Je n'oublie pas non plus que si ce mémorial a vu le jour, en dehors des élus que je viens de citer, c'est grâce aussi à certaines personnalités alors en responsabilités. Je voudrais donc saluer le travail de mon prédécesseur et ami Kader Arif qui a joué un rôle moteur avec le préfet de l'époque Michel Lalande. Saluer aussi Laurent Beauvais alors président du Conseil Régional de Basse Normandie, l'ancien président de la Communauté de Communes de Falaise, Jean-Marie Gasnier qui a eu à gérer cette phase décisive de 2012 à 2014.
Je ne reviendrai pas sur le rôle que vous avez joué Madame la Ministre, chère Clotilde, alors députée de la 3èmecirconscription du Calvados.
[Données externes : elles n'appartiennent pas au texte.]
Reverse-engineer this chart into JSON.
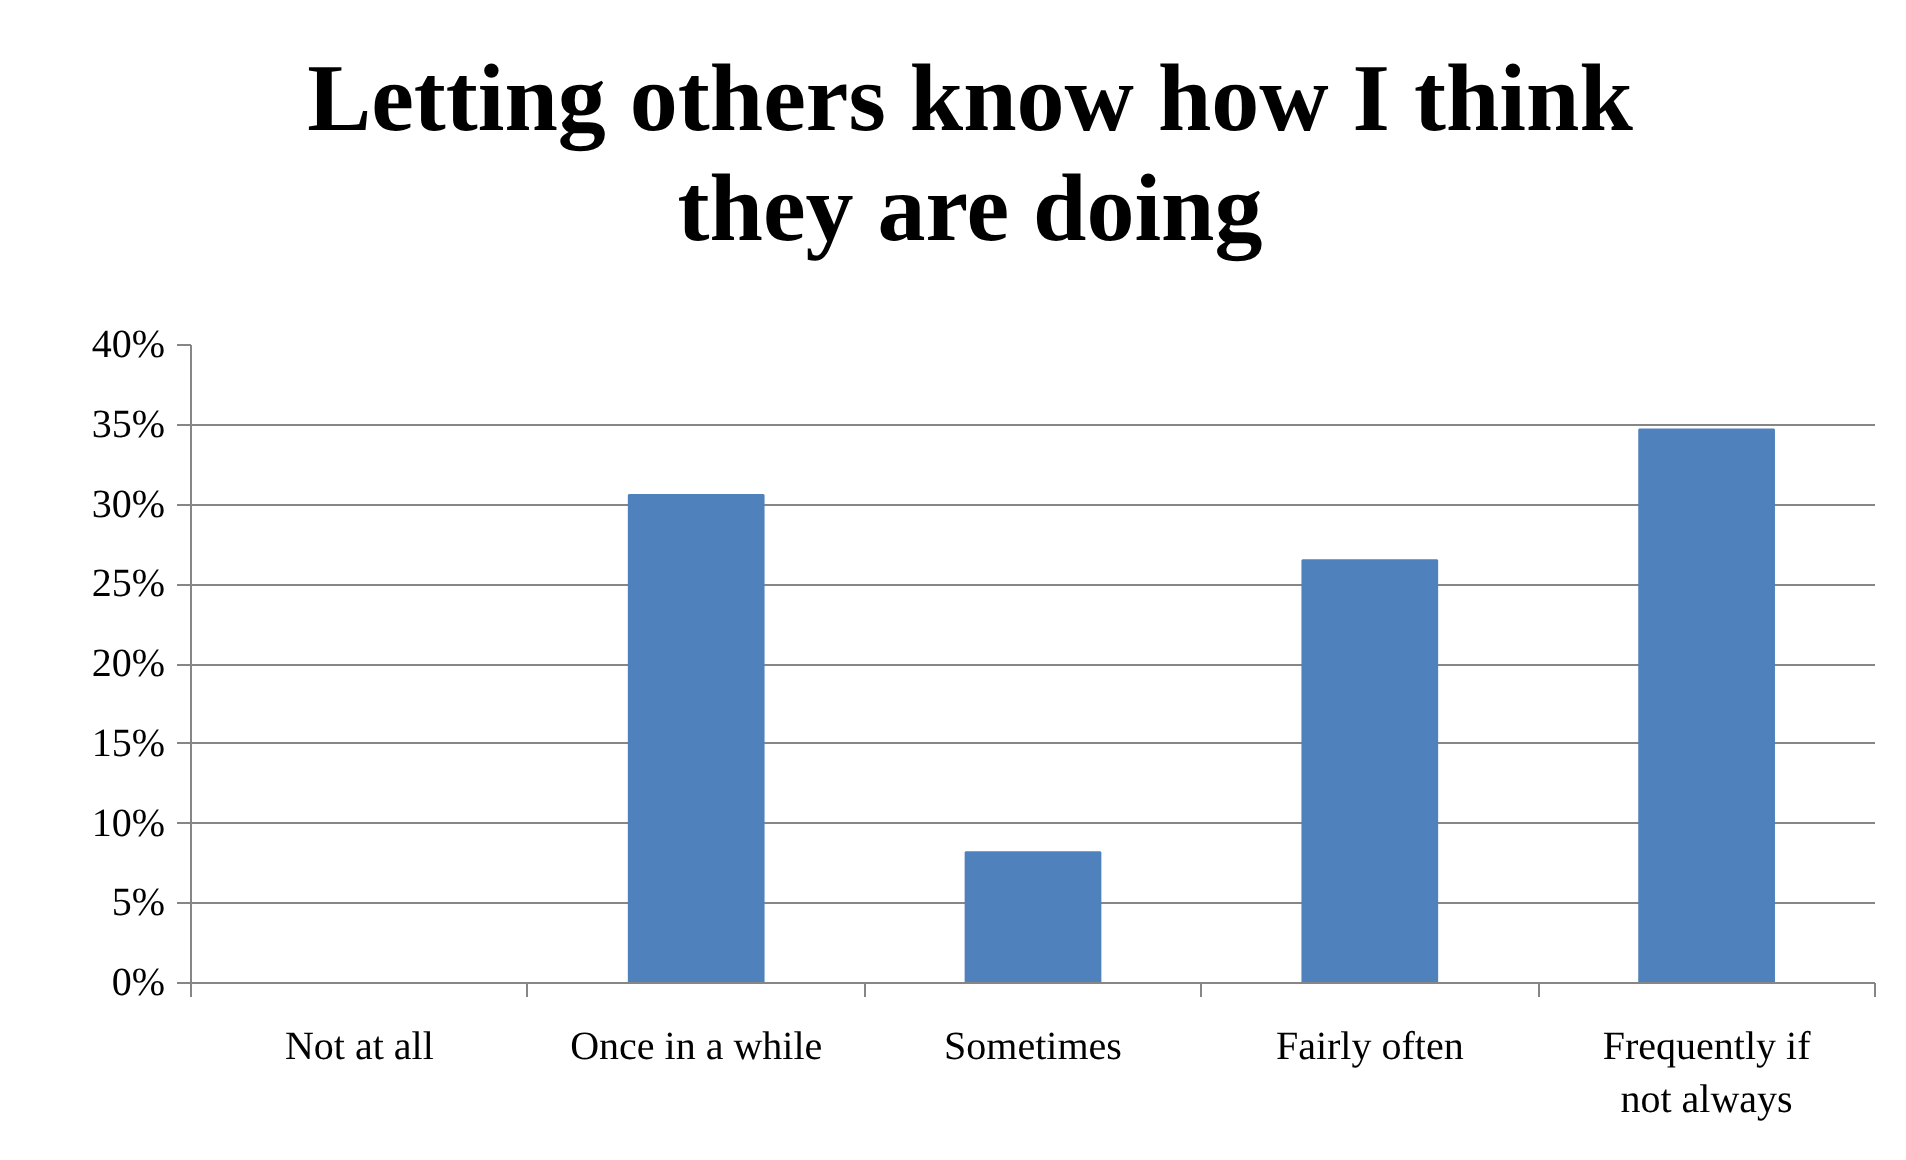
{
  "chart_data": {
    "type": "bar",
    "title": "Letting others know how I think they are doing",
    "categories": [
      "Not at all",
      "Once in a while",
      "Sometimes",
      "Fairly often",
      "Frequently if not always"
    ],
    "values": [
      0,
      30.6,
      8.2,
      26.5,
      34.7
    ],
    "color": "#4f81bd",
    "ylim": [
      0,
      40
    ],
    "yticks": [
      {
        "value": 0,
        "label": "0%"
      },
      {
        "value": 5,
        "label": "5%"
      },
      {
        "value": 10,
        "label": "10%"
      },
      {
        "value": 15,
        "label": "15%"
      },
      {
        "value": 20,
        "label": "20%"
      },
      {
        "value": 25,
        "label": "25%"
      },
      {
        "value": 30,
        "label": "30%"
      },
      {
        "value": 35,
        "label": "35%"
      },
      {
        "value": 40,
        "label": "40%"
      }
    ],
    "grid": "y"
  }
}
Bref, tous les échelons ont collaboré étroitement à cette réalisation.
Je voudrais conclure en rappelant que la terre de Normandie a connu des mois d'angoisse. Janine Adam, qui était encore enfant à l'été 44, se souvient en ces termes des bombardiers : « Ils arrivaient en formation triangulaire, comme à la parade. Ils resplendissaient. On aurait dit des avions en argent. On ne se rendait pas compte. Et puis on s'est retrouvés soufflés, projetés jusqu'au fond de la salle. »
Les épreuves que Janine Adam traversa furent celles de milliers de Normands, de milliers de Françaises et de Français.
Le Mémorial de Falaise rend enfin l'hommage que tous ces civils méritaient et contribue désormais à la prise de conscience des souffrances que peuvent endurer ces populations, souffrances qui ont aujourd'hui changé de continent ou de latitudes, mais qui nous font réaliser hier comme aujourd'hui que partout où règne le totalitarisme, le racisme, c'est l'humanité toute entière qui souffre et qui recule.